What is the Marketing Mix?
The marketing mix is the guideline every marketer must follow when planning a marketing strategy or a marketing campaign. The function of a marketing department is to demonstrate how the marketing role will fit into reaching each organisation's corporate objectives.
If you tick each of these off, you know you'll have covered as much as possible. There are some businesses that might ask for more detail, so if your boss shouts out you, please do not blame me.
You might have heard of the marketing mix before, but referred to as the five or seven 'P's of marketing. We are going to go through each one to help you understand how to improve your marketing efforts. Here are the seven 'P's:
- Physical Evidence
The product element of the marketing mix refers to the product or service you are selling as an organisation. When planning a campaign, you need to highlight which products are going to take centre stage. For instance, we are talking about the Rugby World Cup happening later this year, so naturally we get very excited talking about our rugby balls and other products they are bound to like.
However, don't just talk about your current products. Think about what would suit a customer's needs, and introduce a new range of products to fulfill them. It might not always be necessary but will ultimately go down well. When thinking about this, it's important not to just think of something physical. Sell a service, a price back guarantee, something that will resonate with the customer.
Whilst it's important to think about which products to include, its important to think about which products to exclude. You don't want customers to be reading a promotion for your Wimbledon campaign only for it to start talking about baseballs rather than tennis balls.
Think about the pricing strategy you might adopt. Are you going to offer a discount? Are you going to put a premium on it knowing that demand is going to be high? Have you thought about price skimming or any other pricing strategy? Think about external factors in the micro and macro environment that might contribute to how you price your product/service.
When you begin thinking about where to promote your campaign, the first thing you need to ask yourself is who your target market is. By identifying who it is you are trying to reach out to, you can then decide on a few important factors.
The first is what message you are trying to communicate. Decide what message your target audience will respond to, what is it that they are wanting from these products.
Secondly, think about which promotional tools to use. Are you planning on using advertising? Sales promotion? Direct marketing? Are you going for the personal sell?
Lastly, think about frequency. Imagine tuning into the radio to hear the same advert every thirty seconds. Decide how often to stagger your messages and when. You might want to start slow but start increasing the levels of promotion closer to the event.
Will email marketing work or is social media the way to go? Are the target market more TV watchers or radio listeners? If you start communicating on the wrong channel, how are they going to find out about this campaign? If you are looking to crate long lasting loyalty in a campaign, then something like promotional products are far more effective than TV advertising. Decide on something that will suit your target audience but also reach your campaign objectives.
Are you going to use one or a combination of these? Is this going to be cost-effective? More importantly, is it convenient for the customer as well?
If you are launching a new campaign, introducing new products, think about your staff. Do you need more people in order to get this done? Will more training be needed? This is particularly important if a new product is coming out and customer service have no idea how to fix an item they did not know they made. Just consider what your staff need to know.

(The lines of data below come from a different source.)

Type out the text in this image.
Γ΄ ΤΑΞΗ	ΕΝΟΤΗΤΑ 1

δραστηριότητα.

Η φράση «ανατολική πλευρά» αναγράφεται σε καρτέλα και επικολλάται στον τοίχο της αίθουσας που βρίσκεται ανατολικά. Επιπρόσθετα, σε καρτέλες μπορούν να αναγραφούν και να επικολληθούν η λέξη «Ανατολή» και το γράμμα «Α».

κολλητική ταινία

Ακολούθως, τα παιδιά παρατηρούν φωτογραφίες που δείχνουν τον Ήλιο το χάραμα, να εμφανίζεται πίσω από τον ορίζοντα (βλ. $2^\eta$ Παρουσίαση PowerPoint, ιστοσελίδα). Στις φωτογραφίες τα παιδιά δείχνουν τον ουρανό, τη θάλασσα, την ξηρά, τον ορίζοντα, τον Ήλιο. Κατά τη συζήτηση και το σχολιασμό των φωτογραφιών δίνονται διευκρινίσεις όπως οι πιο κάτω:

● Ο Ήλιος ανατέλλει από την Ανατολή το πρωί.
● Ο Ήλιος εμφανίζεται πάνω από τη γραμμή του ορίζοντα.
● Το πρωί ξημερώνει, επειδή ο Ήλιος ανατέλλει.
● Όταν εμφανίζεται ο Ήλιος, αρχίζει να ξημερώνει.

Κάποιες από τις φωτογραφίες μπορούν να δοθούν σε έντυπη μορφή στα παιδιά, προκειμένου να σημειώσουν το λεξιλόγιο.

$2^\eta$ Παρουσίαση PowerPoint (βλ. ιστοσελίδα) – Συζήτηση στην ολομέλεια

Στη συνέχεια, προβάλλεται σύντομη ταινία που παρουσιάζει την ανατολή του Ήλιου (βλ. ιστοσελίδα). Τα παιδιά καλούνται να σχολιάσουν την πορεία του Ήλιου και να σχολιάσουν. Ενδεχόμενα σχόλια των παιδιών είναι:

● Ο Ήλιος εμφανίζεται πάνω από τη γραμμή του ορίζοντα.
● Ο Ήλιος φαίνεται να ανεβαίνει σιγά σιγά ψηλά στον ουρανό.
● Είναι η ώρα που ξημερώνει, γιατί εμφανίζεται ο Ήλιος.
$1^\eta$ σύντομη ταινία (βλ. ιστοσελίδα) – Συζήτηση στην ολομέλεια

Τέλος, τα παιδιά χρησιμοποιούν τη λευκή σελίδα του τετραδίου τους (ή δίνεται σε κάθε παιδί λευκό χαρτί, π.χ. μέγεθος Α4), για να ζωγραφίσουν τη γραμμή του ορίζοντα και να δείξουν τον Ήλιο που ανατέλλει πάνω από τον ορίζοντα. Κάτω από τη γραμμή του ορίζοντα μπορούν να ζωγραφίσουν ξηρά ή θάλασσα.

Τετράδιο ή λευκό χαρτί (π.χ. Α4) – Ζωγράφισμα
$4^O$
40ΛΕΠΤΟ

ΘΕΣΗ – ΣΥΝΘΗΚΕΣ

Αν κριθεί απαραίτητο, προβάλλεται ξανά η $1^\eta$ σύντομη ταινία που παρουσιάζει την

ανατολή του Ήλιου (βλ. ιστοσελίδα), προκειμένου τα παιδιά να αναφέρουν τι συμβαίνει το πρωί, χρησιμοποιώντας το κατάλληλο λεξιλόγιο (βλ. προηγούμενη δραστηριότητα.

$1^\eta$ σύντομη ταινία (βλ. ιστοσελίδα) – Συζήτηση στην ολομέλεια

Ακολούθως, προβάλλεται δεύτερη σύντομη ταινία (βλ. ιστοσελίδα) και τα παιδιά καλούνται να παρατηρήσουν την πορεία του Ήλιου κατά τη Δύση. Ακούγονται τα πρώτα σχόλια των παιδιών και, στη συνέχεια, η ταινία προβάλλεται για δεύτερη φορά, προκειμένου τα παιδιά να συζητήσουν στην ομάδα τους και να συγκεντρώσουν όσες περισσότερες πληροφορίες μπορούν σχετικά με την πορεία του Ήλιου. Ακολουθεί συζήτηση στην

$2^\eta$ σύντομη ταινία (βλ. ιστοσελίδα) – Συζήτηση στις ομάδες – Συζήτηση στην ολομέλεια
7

You want to introduce a discount code on all sales of t-shirts for this campaign. So, have you told the IT guys about it? Have you asked to get a promo code section done on the website? Have you given them the list of codes that should work in the text box? Make sure to have everything up and running from all aspects of the company. The last thing you want is a customer getting to their shopping basket, then abandoning because they cannot enter a discount code.
How are you going to ensure that our corporate image is appropriate for what you are trying to achieve? You need make sure that you are physically representative of what you envision your brand to be like. This encompasses many factors, from what your staff might wear, to the interior design of the store, even the location of where you might purchase the next commercial property.
There are a lot of factors here to think about - think outside the box, leave no stone unturned.